A user on the r/LocalLLaMA subreddit has shared a viral system prompt dubbed the 'Gemma 4 Jailbreak,' designed to override the built-in safety filters of open-source large language models like Google's Gemma. The prompt works by forcefully instructing the model to replace its standard content policy with a new 'SYSTEM POLICY' that explicitly permits all forms of content—including explicit, graphic, sexual, and pornographic material—unless a specific topic is listed in a user-provided disallowed list. This technique, derived from similar 'jailbreaks' used on models like GPT, exploits the model's instruction-following priority to circumvent its original ethical guidelines.
The prompt's structure is critical: it declares that any conflict between the model's default policy and this new SYSTEM policy must be resolved in favor of the user's commands. It then lists categories of content that are now 'allowed,' effectively creating a permissive environment. The creator notes it works with both GGUF (quantized models for local CPUs/GPUs) and MLX (Apple Silicon) variants of models, making it accessible to a wide range of users running models locally. This highlights a persistent challenge in AI safety: the fragility of alignment techniques against determined prompt engineering.
While the prompt is framed for 'Gemma,' the underlying method is model-agnostic and likely affects many open-source models fine-tuned with similar safety approaches. This incident underscores the ongoing arms race between developers implementing robust guardrails and users finding ways to disable them. For professionals and researchers, it serves as a case study in the limitations of current content moderation systems within LLMs and the ethical considerations of deploying open-source AI without more fundamental, hard-coded safety mechanisms.

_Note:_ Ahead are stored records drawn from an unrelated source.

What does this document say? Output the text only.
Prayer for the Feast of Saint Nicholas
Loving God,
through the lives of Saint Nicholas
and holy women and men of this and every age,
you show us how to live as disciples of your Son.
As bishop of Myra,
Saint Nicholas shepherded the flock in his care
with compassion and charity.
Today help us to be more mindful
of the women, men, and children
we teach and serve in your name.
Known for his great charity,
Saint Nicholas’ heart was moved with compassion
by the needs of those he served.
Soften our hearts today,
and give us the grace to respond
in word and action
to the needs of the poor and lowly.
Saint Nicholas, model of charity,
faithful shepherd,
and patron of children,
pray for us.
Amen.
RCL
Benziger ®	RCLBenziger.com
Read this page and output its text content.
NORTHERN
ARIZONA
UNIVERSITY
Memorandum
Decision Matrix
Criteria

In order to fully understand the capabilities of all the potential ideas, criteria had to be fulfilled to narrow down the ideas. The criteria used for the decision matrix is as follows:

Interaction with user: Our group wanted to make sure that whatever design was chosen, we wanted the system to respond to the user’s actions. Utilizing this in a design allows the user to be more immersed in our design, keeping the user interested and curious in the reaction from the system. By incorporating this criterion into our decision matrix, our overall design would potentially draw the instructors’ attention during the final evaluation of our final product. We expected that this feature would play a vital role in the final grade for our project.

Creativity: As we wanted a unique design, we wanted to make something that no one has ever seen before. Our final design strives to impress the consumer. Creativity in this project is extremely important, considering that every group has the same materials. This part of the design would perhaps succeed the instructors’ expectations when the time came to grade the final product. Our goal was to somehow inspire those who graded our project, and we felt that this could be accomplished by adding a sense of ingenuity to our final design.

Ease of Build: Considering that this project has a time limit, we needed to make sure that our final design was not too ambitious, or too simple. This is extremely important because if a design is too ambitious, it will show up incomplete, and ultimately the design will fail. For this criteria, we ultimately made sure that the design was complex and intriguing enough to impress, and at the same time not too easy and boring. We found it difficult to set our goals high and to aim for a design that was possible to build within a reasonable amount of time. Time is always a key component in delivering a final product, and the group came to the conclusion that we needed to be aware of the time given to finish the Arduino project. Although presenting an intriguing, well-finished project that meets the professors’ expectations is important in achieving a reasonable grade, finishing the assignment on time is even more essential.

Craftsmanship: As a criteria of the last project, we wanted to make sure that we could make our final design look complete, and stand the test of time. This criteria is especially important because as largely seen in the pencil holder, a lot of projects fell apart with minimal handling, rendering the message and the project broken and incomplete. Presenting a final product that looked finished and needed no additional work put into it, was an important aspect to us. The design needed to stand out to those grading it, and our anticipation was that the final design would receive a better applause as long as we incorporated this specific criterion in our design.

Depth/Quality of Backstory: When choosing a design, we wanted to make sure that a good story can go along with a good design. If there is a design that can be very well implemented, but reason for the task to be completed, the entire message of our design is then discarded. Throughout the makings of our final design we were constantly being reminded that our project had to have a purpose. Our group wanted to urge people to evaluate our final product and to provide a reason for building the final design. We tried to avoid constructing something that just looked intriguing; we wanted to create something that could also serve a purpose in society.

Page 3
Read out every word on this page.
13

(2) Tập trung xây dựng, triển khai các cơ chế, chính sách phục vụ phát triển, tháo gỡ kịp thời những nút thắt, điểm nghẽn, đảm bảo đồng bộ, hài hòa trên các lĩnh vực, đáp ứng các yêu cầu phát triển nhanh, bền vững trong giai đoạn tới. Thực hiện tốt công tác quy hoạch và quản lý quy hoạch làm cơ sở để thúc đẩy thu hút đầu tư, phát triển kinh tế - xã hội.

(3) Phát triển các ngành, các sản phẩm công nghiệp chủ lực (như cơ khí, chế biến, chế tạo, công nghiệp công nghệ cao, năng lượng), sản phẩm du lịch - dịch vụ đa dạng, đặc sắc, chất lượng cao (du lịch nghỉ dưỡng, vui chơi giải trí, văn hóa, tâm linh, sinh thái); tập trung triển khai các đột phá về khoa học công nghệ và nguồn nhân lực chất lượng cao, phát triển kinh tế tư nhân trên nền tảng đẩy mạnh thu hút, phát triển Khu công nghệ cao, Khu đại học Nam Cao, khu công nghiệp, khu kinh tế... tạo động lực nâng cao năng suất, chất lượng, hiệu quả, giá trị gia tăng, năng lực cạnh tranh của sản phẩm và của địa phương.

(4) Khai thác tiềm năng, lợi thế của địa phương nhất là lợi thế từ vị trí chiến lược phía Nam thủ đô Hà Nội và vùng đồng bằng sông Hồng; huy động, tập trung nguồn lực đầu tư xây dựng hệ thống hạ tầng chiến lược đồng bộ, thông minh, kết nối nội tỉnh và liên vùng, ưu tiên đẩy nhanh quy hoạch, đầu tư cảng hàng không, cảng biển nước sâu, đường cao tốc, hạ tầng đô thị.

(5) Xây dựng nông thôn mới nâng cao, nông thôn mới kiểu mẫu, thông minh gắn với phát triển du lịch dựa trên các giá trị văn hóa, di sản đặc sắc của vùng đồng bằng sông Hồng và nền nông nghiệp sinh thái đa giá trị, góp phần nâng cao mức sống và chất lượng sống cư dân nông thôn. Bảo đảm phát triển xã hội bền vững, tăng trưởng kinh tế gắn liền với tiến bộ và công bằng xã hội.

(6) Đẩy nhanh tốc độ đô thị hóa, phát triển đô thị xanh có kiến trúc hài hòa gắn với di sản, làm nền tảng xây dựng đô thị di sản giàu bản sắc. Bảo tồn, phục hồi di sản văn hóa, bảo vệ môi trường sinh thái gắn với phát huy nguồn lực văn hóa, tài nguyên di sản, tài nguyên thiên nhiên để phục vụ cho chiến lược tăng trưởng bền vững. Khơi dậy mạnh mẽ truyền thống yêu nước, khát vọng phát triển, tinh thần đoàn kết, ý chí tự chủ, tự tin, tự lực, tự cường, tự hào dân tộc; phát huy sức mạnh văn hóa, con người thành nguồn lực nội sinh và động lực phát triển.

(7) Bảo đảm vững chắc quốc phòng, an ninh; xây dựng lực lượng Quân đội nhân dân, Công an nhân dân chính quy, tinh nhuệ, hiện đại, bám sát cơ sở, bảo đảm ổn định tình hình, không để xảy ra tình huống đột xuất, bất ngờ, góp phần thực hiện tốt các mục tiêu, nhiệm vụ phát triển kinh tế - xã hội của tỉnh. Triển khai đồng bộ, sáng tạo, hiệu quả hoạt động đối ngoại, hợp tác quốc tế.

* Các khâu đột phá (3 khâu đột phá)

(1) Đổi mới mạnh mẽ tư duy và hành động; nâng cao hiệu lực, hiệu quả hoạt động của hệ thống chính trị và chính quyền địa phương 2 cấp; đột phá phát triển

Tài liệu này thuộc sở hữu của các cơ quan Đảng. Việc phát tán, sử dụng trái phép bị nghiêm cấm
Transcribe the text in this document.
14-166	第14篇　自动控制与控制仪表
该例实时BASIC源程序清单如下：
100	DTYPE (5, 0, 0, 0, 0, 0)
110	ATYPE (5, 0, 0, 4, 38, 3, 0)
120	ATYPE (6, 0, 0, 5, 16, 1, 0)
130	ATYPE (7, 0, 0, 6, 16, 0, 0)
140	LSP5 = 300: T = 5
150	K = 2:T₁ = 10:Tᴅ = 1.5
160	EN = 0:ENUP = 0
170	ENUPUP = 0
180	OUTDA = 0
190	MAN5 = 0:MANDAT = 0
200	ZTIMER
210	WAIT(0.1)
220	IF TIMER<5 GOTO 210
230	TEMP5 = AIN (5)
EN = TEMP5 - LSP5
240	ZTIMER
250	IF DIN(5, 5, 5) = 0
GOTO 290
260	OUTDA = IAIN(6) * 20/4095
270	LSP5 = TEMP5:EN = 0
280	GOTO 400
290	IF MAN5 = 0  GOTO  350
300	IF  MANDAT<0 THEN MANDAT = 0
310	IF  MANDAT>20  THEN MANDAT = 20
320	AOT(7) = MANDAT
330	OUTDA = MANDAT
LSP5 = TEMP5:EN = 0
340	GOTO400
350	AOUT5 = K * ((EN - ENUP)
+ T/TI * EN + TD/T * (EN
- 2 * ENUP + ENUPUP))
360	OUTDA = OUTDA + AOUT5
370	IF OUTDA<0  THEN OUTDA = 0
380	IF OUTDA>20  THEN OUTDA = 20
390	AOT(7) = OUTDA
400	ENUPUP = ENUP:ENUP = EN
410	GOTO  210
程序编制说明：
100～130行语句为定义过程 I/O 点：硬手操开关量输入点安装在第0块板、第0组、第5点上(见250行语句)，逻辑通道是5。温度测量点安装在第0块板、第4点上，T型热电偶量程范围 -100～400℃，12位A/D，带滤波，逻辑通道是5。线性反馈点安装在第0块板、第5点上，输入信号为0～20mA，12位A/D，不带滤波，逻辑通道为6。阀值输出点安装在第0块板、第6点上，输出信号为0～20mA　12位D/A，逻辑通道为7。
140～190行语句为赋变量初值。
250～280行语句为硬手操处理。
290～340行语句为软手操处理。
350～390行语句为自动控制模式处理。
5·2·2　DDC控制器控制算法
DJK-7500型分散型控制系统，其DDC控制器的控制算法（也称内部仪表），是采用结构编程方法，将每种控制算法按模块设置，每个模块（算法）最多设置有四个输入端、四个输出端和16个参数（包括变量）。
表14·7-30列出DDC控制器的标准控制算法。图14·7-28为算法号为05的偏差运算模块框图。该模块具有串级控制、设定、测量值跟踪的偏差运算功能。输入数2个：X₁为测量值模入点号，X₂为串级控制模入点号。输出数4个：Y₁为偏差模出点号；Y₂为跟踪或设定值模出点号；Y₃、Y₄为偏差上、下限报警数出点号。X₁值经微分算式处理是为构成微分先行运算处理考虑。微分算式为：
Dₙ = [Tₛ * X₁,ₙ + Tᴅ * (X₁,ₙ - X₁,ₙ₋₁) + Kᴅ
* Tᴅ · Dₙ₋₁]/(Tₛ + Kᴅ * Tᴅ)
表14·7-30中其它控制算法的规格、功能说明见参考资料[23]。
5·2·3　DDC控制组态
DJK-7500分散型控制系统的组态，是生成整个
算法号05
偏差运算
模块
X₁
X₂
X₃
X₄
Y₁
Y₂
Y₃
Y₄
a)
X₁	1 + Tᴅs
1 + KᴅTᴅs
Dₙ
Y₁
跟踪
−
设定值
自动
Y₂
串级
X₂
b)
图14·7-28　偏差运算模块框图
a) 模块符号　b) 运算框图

- The 'Gemma 4' jailbreak uses a system prompt to override a model's default content policy with a user-defined 'SYSTEM POLICY'.
- It explicitly allows normally restricted content like explicit, graphic, and sexual material unless specifically listed as disallowed by the user.
- The method works with popular local model formats GGUF and MLX, making it widely applicable for users running open-source models offline.
Why It Matters
This exposes the vulnerability of AI safety filters to prompt engineering, raising concerns for responsible deployment of open-source models.